Atlanta Mayor Keisha Lance Bottoms announced at a news conference Saturday that Police Chief Erika Shields had decided to step down.

"I do not believe this was a justified use of deadly force," Bottoms said.

The officer who shot Brooks -- identified as Garrett Rolfe -- has been dismissed.

Fulton County District Attorney Paul Howard said his office would decide whether to lay criminal charges against Rolfe by mid-week, the Atlanta Journal-Constitution reported.

James Clyburn, an African-American member of Congress from South Carolina, said he was incensed by the killing.

"This did not call for lethal force. And I don't know what's in the culture that would make this guy do that. It has got to be the culture.
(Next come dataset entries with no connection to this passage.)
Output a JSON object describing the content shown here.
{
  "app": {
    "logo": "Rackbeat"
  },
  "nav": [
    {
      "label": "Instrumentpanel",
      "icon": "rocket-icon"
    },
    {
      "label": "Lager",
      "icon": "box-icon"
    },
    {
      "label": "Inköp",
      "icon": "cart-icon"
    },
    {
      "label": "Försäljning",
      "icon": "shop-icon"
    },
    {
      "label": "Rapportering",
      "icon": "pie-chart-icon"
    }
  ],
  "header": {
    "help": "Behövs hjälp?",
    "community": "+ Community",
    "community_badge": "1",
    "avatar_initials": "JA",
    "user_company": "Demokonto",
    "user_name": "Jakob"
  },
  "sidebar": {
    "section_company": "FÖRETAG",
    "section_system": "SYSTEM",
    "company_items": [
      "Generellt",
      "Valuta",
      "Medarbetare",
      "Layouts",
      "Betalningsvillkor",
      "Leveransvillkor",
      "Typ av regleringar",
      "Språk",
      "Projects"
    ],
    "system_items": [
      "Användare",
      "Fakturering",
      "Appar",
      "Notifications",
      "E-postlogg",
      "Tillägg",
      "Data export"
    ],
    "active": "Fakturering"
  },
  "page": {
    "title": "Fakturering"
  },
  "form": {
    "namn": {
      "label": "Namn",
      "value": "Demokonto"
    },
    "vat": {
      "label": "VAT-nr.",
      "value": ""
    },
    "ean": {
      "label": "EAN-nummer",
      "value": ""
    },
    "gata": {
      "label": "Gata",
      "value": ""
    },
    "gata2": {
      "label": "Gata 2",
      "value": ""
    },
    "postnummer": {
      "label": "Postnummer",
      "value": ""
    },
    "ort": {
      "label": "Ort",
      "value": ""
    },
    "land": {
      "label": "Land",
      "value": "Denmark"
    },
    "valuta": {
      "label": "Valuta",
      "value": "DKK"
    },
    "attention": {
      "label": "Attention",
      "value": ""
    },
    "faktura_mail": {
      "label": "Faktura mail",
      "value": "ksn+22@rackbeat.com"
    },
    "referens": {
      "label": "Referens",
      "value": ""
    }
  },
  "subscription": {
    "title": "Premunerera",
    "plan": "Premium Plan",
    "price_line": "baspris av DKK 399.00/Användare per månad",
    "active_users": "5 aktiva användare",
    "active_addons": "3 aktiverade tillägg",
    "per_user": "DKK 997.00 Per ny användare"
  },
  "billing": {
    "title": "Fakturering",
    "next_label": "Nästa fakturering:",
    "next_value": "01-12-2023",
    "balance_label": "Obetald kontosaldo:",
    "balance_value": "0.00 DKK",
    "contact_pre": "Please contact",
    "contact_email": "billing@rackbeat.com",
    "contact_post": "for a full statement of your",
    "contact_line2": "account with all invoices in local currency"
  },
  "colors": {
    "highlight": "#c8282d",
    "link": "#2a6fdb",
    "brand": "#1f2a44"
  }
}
It's got to be the system," he said, speaking on CNN's "State of the Union."

Clyburn is among the lawmakers debating how to reform a judicial system seen by critics as stacked against poor and minority citizens and which has proved stubbornly resistant to change.

Some activists on the left have taken up "defund the police" as a rallying cry, one that US President Donald Trump has jumped on to use as a cudgel against his Democratic rival for the White House, Joe Biden.

Biden, for his part, has tried to distance the party from the defund movement, instead advocating increased funding for community policing.

Ilhan Omar, a Somali-American congresswoman from Minnesota, called his proposal "ludicrous" and instead supported dismantling troubled police forces in places like Minneapolis, her hometown, and rebuilding them from the ground up.

"Nobody is going to defund the police," said Clyburn, the third-ranking Democrat in the House of Representatives.

"The fact of the matter is, the police have a role to play," he said. "What we have got to do is make sure that their role is one that meets the times."

- A struggle turns deadly -

Friday's incident began when police responded to a complaint that Brooks was asleep in his car, blocking the drive-in lane at the Wendy's.

Brooks allegedly failed a sobriety test administered by police, and when the officers tried to arrest him, a struggle broke out.

Video of the incident circulating on social media showed two white police officers wrestling Brooks to the ground in the parking lot.

One of them attempts to use a Taser on Brooks, who managed to grab the stun gun and run away, the video images show.

The Georgia Bureau of Investigation, which probes police-involved killings, also released restaurant surveillance video that showed Brooks turn and appear to fire the Taser at the officers.

An officer reached for his service weapon, and as Brooks turned back "the weapon goes off," GBI director Vic Reynolds told reporters.

Brooks was taken to the hospital but died after surgery, the GBI said, adding that one officer was injured.

A lawyer acting for the dead man's family said disproportionate force was used in the confrontation.

"In Georgia, a Taser is not a deadly weapon -- that's the law," L. Chris Stewart told reporters.

"Support came, in I think two minutes. He would have been boxed in and trapped. Why did you have to kill him?"

"(The officer) had other options than shooting a man in the back."

Brooks had four children, Stewart added, and had celebrated the birthday of his eight-year-old daughter earlier on Friday.

His death is the 48th shooting involving an officer that the GBI has been asked to investigate this year, according to the Atlanta Journal-Constitution. Fifteen of those incidents were fatal.